Zero Hora 05/01/2014
Quando tento buscar na memória a menina que fui, não consigo me ver
chorando. No colégio? Nunca. Em casa? Só de forma muito reservada e
profunda no silêncio do meu quarto, jamais por fricotes infantis. Mesmo
adolescente, com os hormônios em curto-circuito, tampouco lembro de
abrir as torneiras. Era durona, não chorava nem quando havia sério
motivo para tal aliás, bastava que algum parente distante tivesse
morrido para me dar uma vontade louca de rir. Tinha vergonha de me
emocionar.
Depois veio a idade dos namoros, e aprendi a chorar por dor de
cotovelo e também por autopiedade.

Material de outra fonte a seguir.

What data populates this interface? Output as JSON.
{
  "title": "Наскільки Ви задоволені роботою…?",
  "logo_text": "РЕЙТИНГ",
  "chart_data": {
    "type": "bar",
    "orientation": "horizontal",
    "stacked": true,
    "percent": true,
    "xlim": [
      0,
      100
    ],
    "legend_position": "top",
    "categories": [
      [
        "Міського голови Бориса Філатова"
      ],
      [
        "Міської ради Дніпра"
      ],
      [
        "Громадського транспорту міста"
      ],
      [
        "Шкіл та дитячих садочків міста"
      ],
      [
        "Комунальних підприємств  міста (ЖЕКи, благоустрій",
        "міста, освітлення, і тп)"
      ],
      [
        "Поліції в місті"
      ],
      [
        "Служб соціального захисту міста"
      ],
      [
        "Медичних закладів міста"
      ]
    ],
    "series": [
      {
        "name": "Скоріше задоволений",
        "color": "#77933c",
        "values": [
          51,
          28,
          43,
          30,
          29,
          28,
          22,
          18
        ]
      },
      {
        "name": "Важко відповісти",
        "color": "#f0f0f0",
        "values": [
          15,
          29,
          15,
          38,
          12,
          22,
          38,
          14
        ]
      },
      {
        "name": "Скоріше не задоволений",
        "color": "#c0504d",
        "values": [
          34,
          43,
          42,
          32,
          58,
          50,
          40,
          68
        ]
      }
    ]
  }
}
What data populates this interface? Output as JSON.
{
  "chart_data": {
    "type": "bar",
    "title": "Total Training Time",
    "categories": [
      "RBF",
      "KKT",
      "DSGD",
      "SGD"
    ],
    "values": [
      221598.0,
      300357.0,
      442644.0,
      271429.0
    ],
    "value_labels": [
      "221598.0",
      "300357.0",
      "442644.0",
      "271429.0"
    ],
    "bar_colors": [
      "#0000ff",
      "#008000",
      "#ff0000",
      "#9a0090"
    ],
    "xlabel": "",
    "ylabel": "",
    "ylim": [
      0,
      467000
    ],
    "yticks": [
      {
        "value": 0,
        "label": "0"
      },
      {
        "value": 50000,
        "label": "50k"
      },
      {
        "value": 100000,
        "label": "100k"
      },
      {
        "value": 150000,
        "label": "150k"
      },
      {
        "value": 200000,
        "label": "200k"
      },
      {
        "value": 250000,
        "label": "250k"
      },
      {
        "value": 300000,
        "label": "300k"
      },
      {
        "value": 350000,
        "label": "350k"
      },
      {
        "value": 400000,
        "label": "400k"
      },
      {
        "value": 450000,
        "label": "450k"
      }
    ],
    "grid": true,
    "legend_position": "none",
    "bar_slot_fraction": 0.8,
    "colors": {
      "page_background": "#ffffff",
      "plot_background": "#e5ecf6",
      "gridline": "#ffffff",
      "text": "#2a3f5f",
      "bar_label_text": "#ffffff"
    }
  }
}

Meu choro era tão sentido, vinha de
zonas tão secretas em mim que, mesmo quando o motivo do choro já havia
se dissipado, eu continuava chorando pela simples emoção de estar
testemunhando a minha tristeza reprimida que finalmente desaguava — eu
chorava pela comoção que eu mesma me causava.
Chorei por amor e ainda vou chorar, porque é da natureza do amor
despertar nossas fragilidades. Chorei no momento em que minhas filhas
nasceram, porque o esforço e a intensidade da emoção do parto faz tudo
vazar sem barragem que represe. E chorei de raiva nas poucas vezes em
que me senti injustiçada. E só. Tudo choro emocional, mas com razão
conhecida.
Porém acabou o tempo de estio, quando eu chorava tão de vez em
quando que podia lembrar a data. Nos tempos que correm, as lágrimas
também correm — muito! E se antes chorava por alguma emoção irreprimível
como o nascimento de um filho ou por um sofrimento doloroso como a
partida de um grande amor, ando chorando agora durante a Dança dos
Famosos. Quando o Gabiru fez o gol que deu ao Inter o Campeonato Mundial
de Clubes, chorei. Quando uma criança canta na festinha da creche:
“Quero ver você não chorar/Não olhar pra trás...”, me debulho. Choro em
formatura.
Choro em discurso de família. Chorei quando os Stones entraram no
palco no Hyde Park e quando Paul McCartney cantou My Love no Beira-Rio.
Choro com os fogos de artifício do Réveillon. Choro no trânsito. Choro
quando os caixões são fechados, mesmo que eu não conheça quem esteja
dentro. Choro ao ver qualquer pessoa chorando. Choro em apresentação de
dança da Dullius. Choro em aeroporto. Choro no banho. E quando ouço Chão
de Giz, do Zé Ramalho, daí não são apenas olhos marejados: transbordo.
Essa música toca em alguma coisa que me cala fundo e ainda não sei o que
é.
Dizem que ficamos mais amolecidos com a idade, mas eu achava que
estavam se referindo às dobrinhas nos joelhos. Pelo visto, os
sentimentos, com o tempo, também afrouxam. Melhor assim: deixam de
empedrar e de nos enrijecer por dentro. Deslizam pela face e nos
purificam: ficamos banhados, limpos, batizados.